Die relevante SQL-Server-Nachricht dieser Woche ist nicht nur der Build von SQL Server 2025 CU4 vom 16. April. Entscheidend ist, was die aktuellen Linux-Releaseinformationen über die Betriebssystemschicht unterhalb der Datenbank aussagen. SQL Server 2025 CU4 führt aktuelle Pakete für RHEL 10 und Ubuntu 24.04 auf, während Microsoft zugleich erklärt, dass SUSE Linux Enterprise Server für SQL Server 2025 nicht unterstützt wird. Dadurch wird ein Datenbankupgrade zu einer Plattformentscheidung und nicht zu einer einfachen Wahl der Engine-Version.

Bedeutung für den Betrieb

Das ist wichtig, weil SQL Server unter Linux häufig als Portabilitätsgeschichte behandelt wird: dieselbe Datenbank-Engine, ein anderes Hostbetriebssystem und genügend Werkzeugdisziplin, damit es funktioniert. Produktionsbestände benötigen eine strengere Betrachtung. Microsoft unterstützt SQL Server auf Linux-Distributionen bis zum früheren Ende des Supportlebenszyklus der Distribution oder von SQL Server. Die Releaseinformationen lenken Produktionsarbeitslasten außerdem zu unterstützten Plattformen wie Red Hat Enterprise Linux und Ubuntu Pro. Die Supportgrenze wird damit gemeinsam durch Datenbankwartung und Lebenszyklusmanagement des Betriebssystems bestimmt.

Der Pfad über RHEL 10 und Ubuntu 24.04 ist die positive Seite der Geschichte. Microsoft kündigte die allgemeine Verfügbarkeit von SQL Server 2025 auf diesen neueren Distributionen ab CU1 im Januar 2026 an, und die Releaseinformationen vom April weisen nun CU4-Pakete für beide aus. Das gibt Linux-basierten SQL-Beständen ein klareres modernes Ziel, insbesondere wenn Teams neuere Kernel, aktuelle Sicherheitsgrundlagen und ein saubereres langfristiges Betriebsmodell anstreben, als dauerhaft auf älteren Distributionsversionen zu verbleiben.

Der Hinweis zu SLES ist der Teil, den Teams nicht übergehen sollten. Microsoft erklärt, dass bestehende SQL-Server-Bereitstellungen früherer SQL-Server-Versionen unter SLES nicht betroffen sind. Ein Upgrade auf SQL Server 2025 erfordert jedoch die Sicherung der Datenbanken und deren Wiederherstellung auf einer unterstützten Distribution. Das ist keine bloße Fußnote in der Dokumentation. Es beeinflusst Wartungsplanung, Automatisierung, Überwachungsagenten, Paket-Repositorys, HA-Design, Backup-Validierung und die betriebliche Routine von Teams, die seit Jahren auf SUSE standardisiert sind.

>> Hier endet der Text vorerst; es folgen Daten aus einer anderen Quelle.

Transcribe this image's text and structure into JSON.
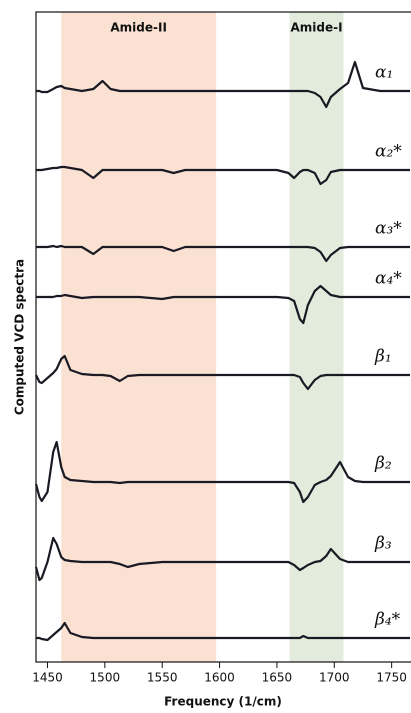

An ein Serverrack angeschlossene Netzwerkkabel
Ein Distributionswechsel beeinflusst Paketquellen, Automatisierung, Überwachung, HA-Verhalten und den Wiederherstellungspfad des SQL-Bestands.

Für gemischte IT-Teams lautet die Lehre, dass die Lebenszyklusplanung von SQL Server von Anfang an die Linux-Verantwortung einschließen muss. Der DBA kann die Engine nicht isoliert validieren, wenn sich der Betriebssystempfad darunter ändert. Das Linux-Team kann SQL Server nicht als bloßes weiteres Paket behandeln, wenn Always On, Volltextsuche, PolyBase, SQL Agent oder Backup-Werkzeuge datenbankspezifische Abhängigkeiten ergänzen. Unterstützbar ist der Entwurf, bei dem Betriebssystemdistribution, SQL-Build, HA-Topologie und Wiederherstellungsverfahren gemeinsam getestet werden.

Praktische Konsequenz

Die praktische Schlussfolgerung ist eindeutig: Vor einem Wechsel von SQL Server unter Linux auf Version 2025 muss zuerst die unterstützte Zieldistribution feststehen. Auf SLES gehostete SQL-Arbeitslasten sollten inventarisiert, ihr Verbleib auf älteren SQL-Versionen oder ihr Umzug zu RHEL beziehungsweise Ubuntu entschieden, die Automatisierung für die neue Paketquelle neu aufgebaut und Wiederherstellungs- sowie Failoververhalten vor der Produktionsumstellung nachgewiesen werden. SQL Server 2025 unter Linux bleibt eine Datenbankentscheidung, ist im Jahr 2026 aber ebenso klar eine Entscheidung über die Betriebsplattform.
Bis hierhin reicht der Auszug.